Paul Gustard, entraîneur du Stade Français, affiche ses ambitions avant la reprise du Top 14 : « J'ai un objectif, gagner un titre. Si ce n'est pas le cas, je le vivrai comme un échec »
Demi-finaliste du dernier exercice, le Stade Français de l'Anglais Paul Gustard nourrit de grandes ambitions à l'aube de cette nouvelle saison de Top 14.

Lundi, Paul Gustard a reçu L'Équipe au Camp des Loges à l'issue de la séance matinale alors que le Stade Français entre dans la dernière ligne droite de sa préparation avec en point d'orgue la reprise du Top 14 et la réception de Perpignan (samedi, 19h05). L'entraîneur en chef du club parisien (50 ans), à la fois impatient et excité à l'aube de cette nouvelle saison, a évoqué ses méthodes et réaffirmer sa volonté de gagner un titre.

 
 
 
 

« L'an dernier, vous avez bouclé votre première saison dans la peau d'un entraîneur en chef du Stade Français. Quelle note vous attribuez-vous ?
(Il sourit.) Je n'ai pas envie de me mettre une note. Ce qui m'importe, c'est que l'équipe ait progressé dans de nombreux domaines. La saison précédente avait été horrible (12e du Top 14). Il y a eu des tensions en interne, le rugby proposé n'était pas attrayant, c'était difficile. L'an dernier (3e, éliminé en demies), nous a permis de nous reconnecter, de montrer qu'on était un club unifié.
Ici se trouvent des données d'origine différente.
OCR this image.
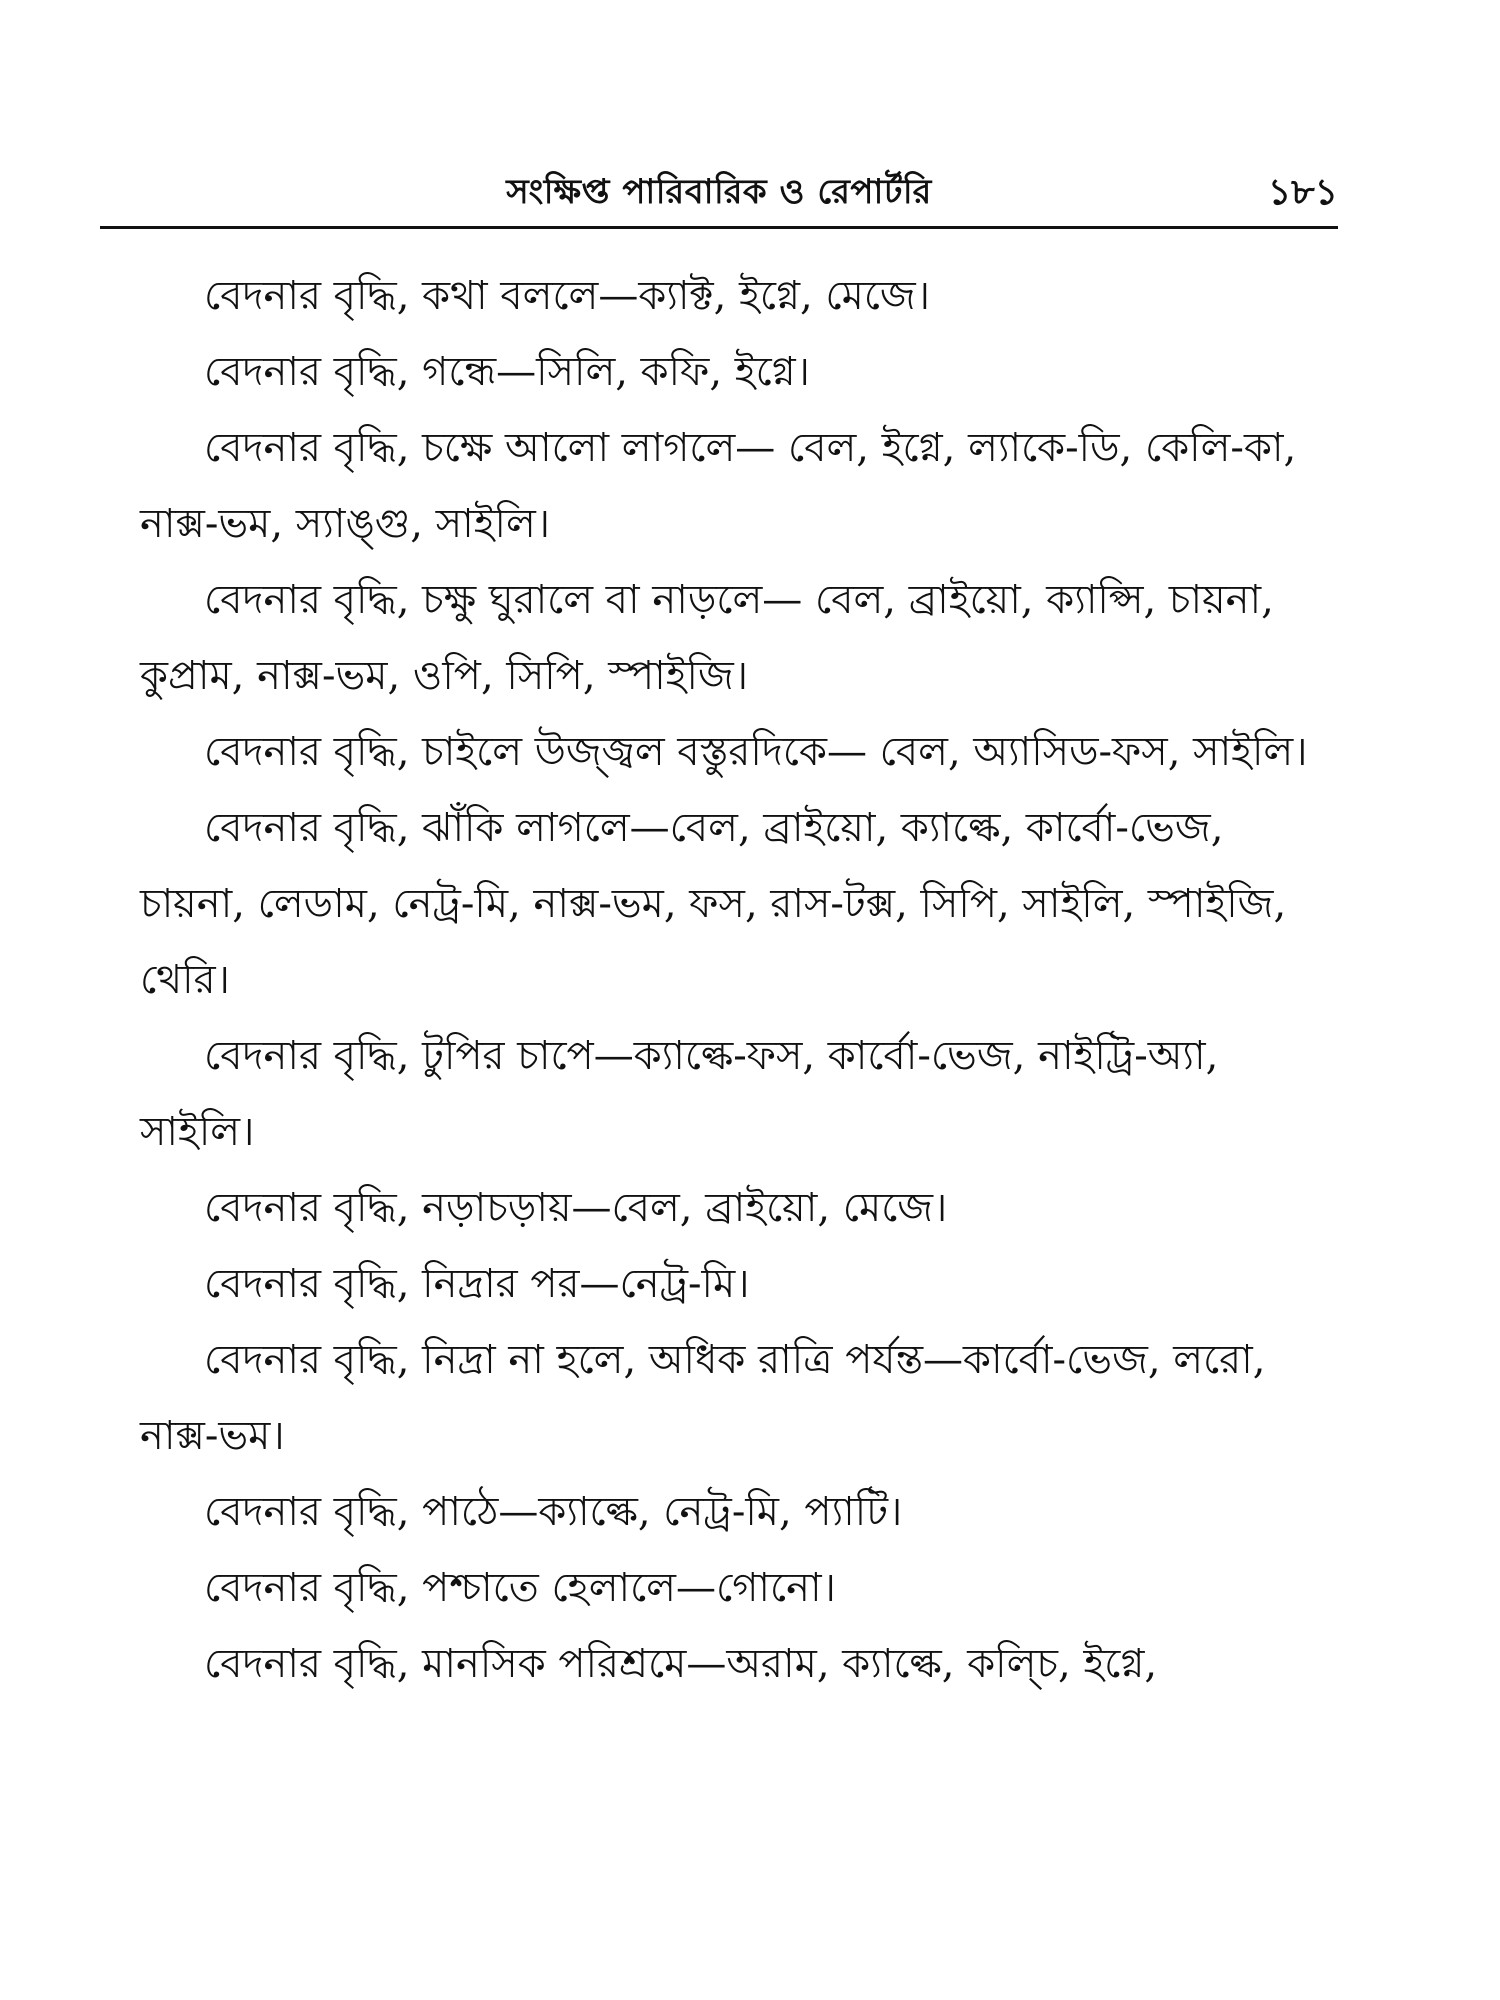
সংক্ষিপ্ত পারিবারিক ও রেপার্টরি	১৮১

বেদনার বৃদ্ধি, কথা বললে—ক্যাক্ট, ইগ্নে, মেজে।

বেদনার বৃদ্ধি, গন্ধে—সিলি, কফি, ইগ্নে।

বেদনার বৃদ্ধি, চক্ষে আলো লাগলে— বেল, ইগ্নে, ল্যাকে-ডি, কেলি-কা, নাক্স-ভম, স্যাঙ্গু, সাইলি।

বেদনার বৃদ্ধি, চক্ষু ঘুরালে বা নাড়লে— বেল, ব্রাইয়ো, ক্যাপ্সি, চায়না, কুপ্রাম, নাক্স-ভম, ওপি, সিপি, স্পাইজি।

বেদনার বৃদ্ধি, চাইলে উজ্জ্বল বস্তুরদিকে— বেল, অ্যাসিড-ফস, সাইলি।

বেদনার বৃদ্ধি, ঝাঁকি লাগলে—বেল, ব্রাইয়ো, ক্যাল্কে, কার্বো-ভেজ, চায়না, লেডাম, নেট্র-মি, নাক্স-ভম, ফস, রাস-টক্স, সিপি, সাইলি, স্পাইজি, থেরি।

বেদনার বৃদ্ধি, টুপির চাপে—ক্যাল্কে-ফস, কার্বো-ভেজ, নাইট্রি-অ্যা, সাইলি।

বেদনার বৃদ্ধি, নড়াচড়ায়—বেল, ব্রাইয়ো, মেজে।

বেদনার বৃদ্ধি, নিদ্রার পর—নেট্র-মি।

বেদনার বৃদ্ধি, নিদ্রা না হলে, অধিক রাত্রি পর্যন্ত—কার্বো-ভেজ, লরো, নাক্স-ভম।

বেদনার বৃদ্ধি, পাঠে—ক্যাল্কে, নেট্র-মি, প্যাটি।

বেদনার বৃদ্ধি, পশ্চাতে হেলালে—গোনো।

বেদনার বৃদ্ধি, মানসিক পরিশ্রমে—অরাম, ক্যাল্কে, কল্চি, ইগ্নে,
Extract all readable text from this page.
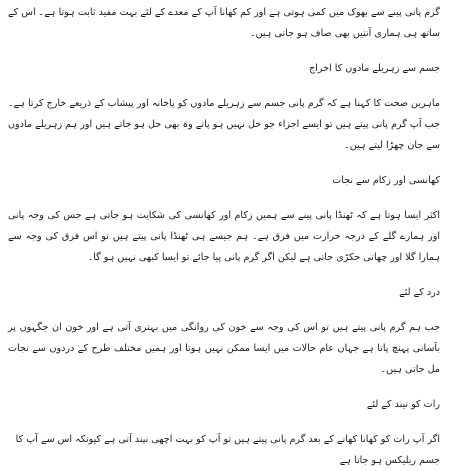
گرم پانی پینے سے بھوک میں کمی ہوتی ہے اور کم کھانا آپ کے معدے کے لئے بہت مفید ثابت ہوتا ہے۔ اس کے ساتھ ہی ہماری آنتیں بھی صاف ہو جاتی ہیں۔

جسم سے زہریلے مادوں کا اخراج

ماہرین صحت کا کہنا ہے کہ گرم پانی جسم سے زہریلے مادوں کو پاخانہ اور پیشاب کے ذریعے خارج کرتا ہے۔ جب آپ گرم پانی پیتے ہیں تو ایسے اجزاء جو حل نہیں ہو پاتے وہ بھی حل ہو جاتے ہیں اور ہم زہریلے مادوں سے جان چھڑا لیتے ہیں۔

کھانسی اور زکام سے نجات

اکثر ایسا ہوتا ہے کہ ٹھنڈا پانی پینے سے ہمیں زکام اور کھانسی کی شکایت ہو جاتی ہے جس کی وجہ پانی اور ہمارے گلے کے درجہ حرارت میں فرق ہے۔ ہم جیسے ہی ٹھنڈا پانی پیتے ہیں تو اس فرق کی وجہ سے ہمارا گلا اور چھاتی جکڑی جاتی ہے لیکن اگر گرم پانی پیا جائے تو ایسا کبھی نہیں ہو گا۔

درد کے لئے

جب ہم گرم پانی پیتے ہیں تو اس کی وجہ سے خون کی روانگی میں بہتری آتی ہے اور خون ان جگہوں پر بآسانی پہنچ پاتا ہے جہاں عام حالات میں ایسا ممکن نہیں ہوتا اور ہمیں مختلف طرح کے دردوں سے نجات مل جاتی ہیں۔

رات کو نیند کے لئے

اگر آپ رات کو کھانا کھانے کے بعد گرم پانی پیتے ہیں تو آپ کو بہت اچھی نیند آتی ہے کیونکہ اس سے آپ کا جسم ریلیکس ہو جاتا ہے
Notre jeu s'est développé et nos structures se sont renforcées. J'espère que nous allons continuer dans cette voie. Cependant, mon objectif est de gagner un titre et ça n'a pas été le cas. Nous en avons la capacité, je crois en mes joueurs. Gagner un titre reste l'objectif ultime. Je viens d'équipes qui ont gagné des trophées. Ça fait un moment que ça ne m'est plus arrivé...

 
 

Qu'est-ce qui vous caractérise en tant que manager ?
Un manager doit être très organisé, tout en sachant s'adapter. Avant, j'ai commis des erreurs. Plus particulièrement celle de vouloir en faire trop, de vouloir tout gérer, et donc de freiner mes adjoints. Aujourd'hui, j'ai une totale confiance en mon staff, ce qui ne m'empêche pas d'échanger avec eux, de leur donner des tuyaux pour se développer ou les challenger, avec cet objectif de toujours faire mieux. Confiance et liberté sont mes maîtres-mots.

 
 

« Aujourd'hui, j'estime que mon équipe dispose d'un bon équilibre entre la folie et le pragmatisme »

 
 
 
 
 

Avez-vous des sources d'inspiration ?
Brendan Venter (Sud-Africain, qui a notamment entraîné les Saracens ou la défense des Springboks) a été un très bon entraîneur. Il m'a inspiré sur l'humain et son intelligence émotionnelle. Je respecte beaucoup cet aspect du management. Edward Griffiths, l'ex-directeur général des Saracens, a également été très inspirant dans sa façon de transformer son club. J'ai beaucoup appris à ses côtés. Je citerai également Eddie Jones (sélectionneur du Japon passé par l'Angleterre) pour son souci du détail. Son regard sur des choses a priori insignifiantes est incroyable. Il voit et comprend tout très rapidement. Il m'a fait énormément grandir. Enfin, je pense à Mark McCall (directeur du rugby aux Saracens de 2011 à 2026) qui m'a conseillé, tout en me laissant cette liberté dont je parlais précédemment.

 

Vous semblez proches de vos joueurs. Comment trouvez la bonne distance pour rester dans ce rôle d'entraîneur en chef et quelles limites vous fixez-vous ?
L'important est d'être authentique. Je suis sociable. Donc je le suis avec mes joueurs. Pour que chacun donne le meilleur de soi, il faut que chacun soit la meilleure version de lui-même. J'aime être sur le terrain au milieu des gars. C'est naturel. C'est ma personnalité. On s'entraîne, on s'amuse, mais quand il faut prendre une décision, j'assume. On m'a souvent décrit comme quelqu'un de dur, mais juste. J'estime avoir cette honnêteté.

 

Ne pas maîtriser le français a-t-il un impact sur votre management ?
C'est une de mes plus grandes frustrations : ne pas pouvoir communiquer autant que je le souhaite. À mon arrivée ici, je faisais du storytelling et des choses que je n'aurais jamais faits dans une équipe anglo-saxonne. Je m'efforce de coacher en français. Ce n'est pas parfait, mais les joueurs m'entendent. Et si nécessaire, je peux m'appuyer sur un autre coach. Je devrais avoir un meilleur niveau de français, je travaille sur ça.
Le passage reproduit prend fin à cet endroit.